Use the formula/identity $$a^k-b^k=(a-b)(a^{k-1}+a^{k-2}b+\cdots+b^{k-1}), k\ge 2, k\in\mathbb Z, a,b\in\mathbb R$$

with, e.g., $a=\sqrt[3]{n^3+1}$, $b=n$, $k=3$, etc.

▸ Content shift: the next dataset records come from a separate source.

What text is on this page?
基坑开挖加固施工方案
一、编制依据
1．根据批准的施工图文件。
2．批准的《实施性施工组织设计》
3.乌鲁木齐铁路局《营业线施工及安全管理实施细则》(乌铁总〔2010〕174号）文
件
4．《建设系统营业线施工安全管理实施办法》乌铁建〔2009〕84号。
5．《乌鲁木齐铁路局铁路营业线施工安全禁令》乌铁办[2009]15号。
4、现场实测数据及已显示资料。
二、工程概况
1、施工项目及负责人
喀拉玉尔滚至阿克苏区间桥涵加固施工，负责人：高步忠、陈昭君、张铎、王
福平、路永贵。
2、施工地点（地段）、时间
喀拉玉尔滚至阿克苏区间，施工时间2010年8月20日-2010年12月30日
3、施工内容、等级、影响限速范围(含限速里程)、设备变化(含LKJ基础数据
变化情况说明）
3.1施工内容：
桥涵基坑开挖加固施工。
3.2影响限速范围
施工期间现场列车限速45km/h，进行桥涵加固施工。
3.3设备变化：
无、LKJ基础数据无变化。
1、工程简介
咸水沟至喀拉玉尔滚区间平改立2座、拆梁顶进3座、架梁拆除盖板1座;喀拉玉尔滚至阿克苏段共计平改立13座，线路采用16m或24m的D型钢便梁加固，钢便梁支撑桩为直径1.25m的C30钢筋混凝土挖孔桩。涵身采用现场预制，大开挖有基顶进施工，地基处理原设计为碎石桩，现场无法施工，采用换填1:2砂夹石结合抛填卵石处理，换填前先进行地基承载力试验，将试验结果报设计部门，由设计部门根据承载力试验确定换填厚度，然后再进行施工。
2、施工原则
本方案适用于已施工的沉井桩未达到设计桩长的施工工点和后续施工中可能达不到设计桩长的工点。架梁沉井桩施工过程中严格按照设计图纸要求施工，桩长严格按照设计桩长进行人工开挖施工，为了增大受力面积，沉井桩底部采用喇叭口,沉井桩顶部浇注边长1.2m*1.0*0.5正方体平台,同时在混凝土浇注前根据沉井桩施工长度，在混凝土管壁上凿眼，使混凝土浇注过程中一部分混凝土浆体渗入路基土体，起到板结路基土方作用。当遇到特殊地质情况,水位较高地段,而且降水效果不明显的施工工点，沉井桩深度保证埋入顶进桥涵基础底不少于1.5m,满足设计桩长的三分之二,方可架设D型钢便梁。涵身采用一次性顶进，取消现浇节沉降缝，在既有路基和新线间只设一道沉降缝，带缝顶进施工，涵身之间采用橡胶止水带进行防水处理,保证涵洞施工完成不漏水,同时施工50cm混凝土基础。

$$=\lim_{n\to \infty}\left(\frac{(\sqrt[3]{n^3+1})^3-n^3}{(\sqrt[3]{n^3+1})^2+n\sqrt[3]{n^3+1}+n^2}-\\ -\frac{(\sqrt{n^2+1})^2-n^2}{\sqrt{n^2+1}+n}\right)=$$

$$=\lim_{n\to \infty}\left(\frac{1}{(\sqrt[3]{n^3+1})^2+n\sqrt[3]{n^3+1}+n^2}-\\ -\frac{1}{\sqrt{n^2+1}+n}\right)=0-0=0$$

Answer 2

Find $$\lim_{n \to \infty} \sqrt[3]{n^3+1}-\sqrt{n^2+1}$$

$$n\sqrt[3]{1+\frac{1}{n^3}}-n\sqrt{1+\frac{1}{n ^2}}$$ $$n\left(\sqrt[3]{1+\frac{1}{n^3}}-\sqrt{1+\frac{1}{n ^2}}\right)$$ $$n\left(\left({1+\frac{1}{n^3}}\right)^{1/3}-\left({1+\frac{1}{n^2}}\right)^{1/2}\right)$$

As $n \to \infty$,this can be approximated as

$$n\left(\left({1+\frac{1}{3n^3}+other terms}\right)-\left({1+\frac{1}{2n^2}}+other terms\right)\right)$$

$$n\left({\frac{1}{3n^3}-\frac{1}{2n^2}}+other terms\right)$$

$${\frac{1}{3n^2}-\frac{1}{2n}}+other terms$$

As $n \to \infty$, all terms become 0. So answer is 0.

Answer 3

Consider $$ f(x)=\sqrt[3]{1+x^3}-\sqrt{1+x^2} $$ Then $$ f'(x)=\frac{3x^2}{3\sqrt[3]{(1+x^3)^2)}}-\frac{2x}{2\sqrt{1+x^2}} $$ and therefore $f'(0)=0$. Therefore $$ 0=f'(0)=\lim_{x\to0^+}\frac{\sqrt[3]{1+x^3}-\sqrt{1+x^2}}{x}= \lim_{t\to\infty}\bigl(\sqrt[3]{t^3+1}-\sqrt{t^2+1}\bigr) $$ with the substitution $t=1/x$.